更何况,开坛作法的仪式流程极其复杂。就算是他,也是靠着过目不忽的本事才能记住。光是起手式就有十八道程序,每一个手诀都必须严格按照顺序来,稍有差错就会前功尽弃。
而柳晚晚这丫头的记性……
想到她总是记不住别人名字,要么给人起个莫名其妙的外号,要么干脆只记住一半。上次遇到的那个叫“陆雨昊”的道友,她硬是叫成了“张打雷”,把人家气得够呛。莫星辰不禁有些担忧。

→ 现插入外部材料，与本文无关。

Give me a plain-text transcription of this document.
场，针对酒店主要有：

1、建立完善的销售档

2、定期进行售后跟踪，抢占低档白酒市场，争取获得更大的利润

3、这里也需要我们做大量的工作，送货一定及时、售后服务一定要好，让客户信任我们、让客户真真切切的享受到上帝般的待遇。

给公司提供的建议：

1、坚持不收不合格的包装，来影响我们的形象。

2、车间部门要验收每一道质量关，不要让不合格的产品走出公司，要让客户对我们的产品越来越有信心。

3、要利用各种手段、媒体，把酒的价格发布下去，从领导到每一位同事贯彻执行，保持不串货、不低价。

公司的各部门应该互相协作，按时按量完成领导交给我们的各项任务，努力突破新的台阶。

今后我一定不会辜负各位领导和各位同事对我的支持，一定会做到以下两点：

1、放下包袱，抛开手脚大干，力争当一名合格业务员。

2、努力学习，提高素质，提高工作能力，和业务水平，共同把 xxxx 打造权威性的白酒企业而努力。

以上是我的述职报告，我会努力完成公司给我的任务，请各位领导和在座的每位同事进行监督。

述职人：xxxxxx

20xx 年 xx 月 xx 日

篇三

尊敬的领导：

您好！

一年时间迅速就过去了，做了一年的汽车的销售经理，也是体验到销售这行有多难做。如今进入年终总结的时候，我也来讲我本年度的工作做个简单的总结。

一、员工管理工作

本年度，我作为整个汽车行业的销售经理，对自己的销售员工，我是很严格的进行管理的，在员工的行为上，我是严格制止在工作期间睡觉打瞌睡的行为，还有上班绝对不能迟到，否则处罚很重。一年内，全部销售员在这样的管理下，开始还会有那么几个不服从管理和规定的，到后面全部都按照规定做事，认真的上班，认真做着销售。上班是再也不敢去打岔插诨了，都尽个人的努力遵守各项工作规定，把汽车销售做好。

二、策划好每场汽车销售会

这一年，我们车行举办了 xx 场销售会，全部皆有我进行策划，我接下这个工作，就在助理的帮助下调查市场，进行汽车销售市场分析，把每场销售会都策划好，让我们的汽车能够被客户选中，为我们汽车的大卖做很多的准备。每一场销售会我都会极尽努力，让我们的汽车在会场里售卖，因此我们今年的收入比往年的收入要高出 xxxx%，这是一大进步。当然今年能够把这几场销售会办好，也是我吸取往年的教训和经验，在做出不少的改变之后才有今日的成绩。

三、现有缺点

周围的人群越聚越多,有记者举着相机咔嚓咔嚓地拍个不停,还有人拿着手机直播。议论声此起彼伏,有质疑的,有好奇的,更多的是看热闹不嫌事大的。
“这么年轻的道姑,能行吗?”
“看着像个小姑娘啊,该不会是在演戏吧?”
“现在的年轻人,就喜欢搞这些花里胡哨的。”
柳晚晚听着这些声音,咬了咬下唇。她偷偷瞥了一眼莫星辰,见他神色如常,这才稍稍安心。深呼吸三次,她缓缓闭上眼睛,开始酝酿状态。
当她再次睁开眼时,眼神已经变得坚定而专注。
只见她双手结印,一套动作行云流水,每一个细节都严丝合缝。那股庄重肃穆的气势,与平日里的调皮可爱判若两人。她的动作并不华丽,但每一个转折都恰到好处,仿佛天生就该如此。
更让人惊讶的是她念经的声音。
“北斗七星真君……”
清亮的音色中带着一丝奶气,却莫名让人心生宁静。经文在她口中吟诵出来,仿佛有一种特殊的魔力,让在场所有人不由自主地沉浸其中。
原本喧闹的现场渐渐安静下来。
那些举着相机疯狂拍照的记者,不知不觉放下了手中的设备。有人想继续拍摄,却发现自己的手指仿佛不受控制般,只想静静地聆听这动人的经文。
吵闹的围观群众,此刻都闭上眼睛,静静聆听。有人原本还在玩手机,此时手机屏幕都暗了下去,却浑然不觉。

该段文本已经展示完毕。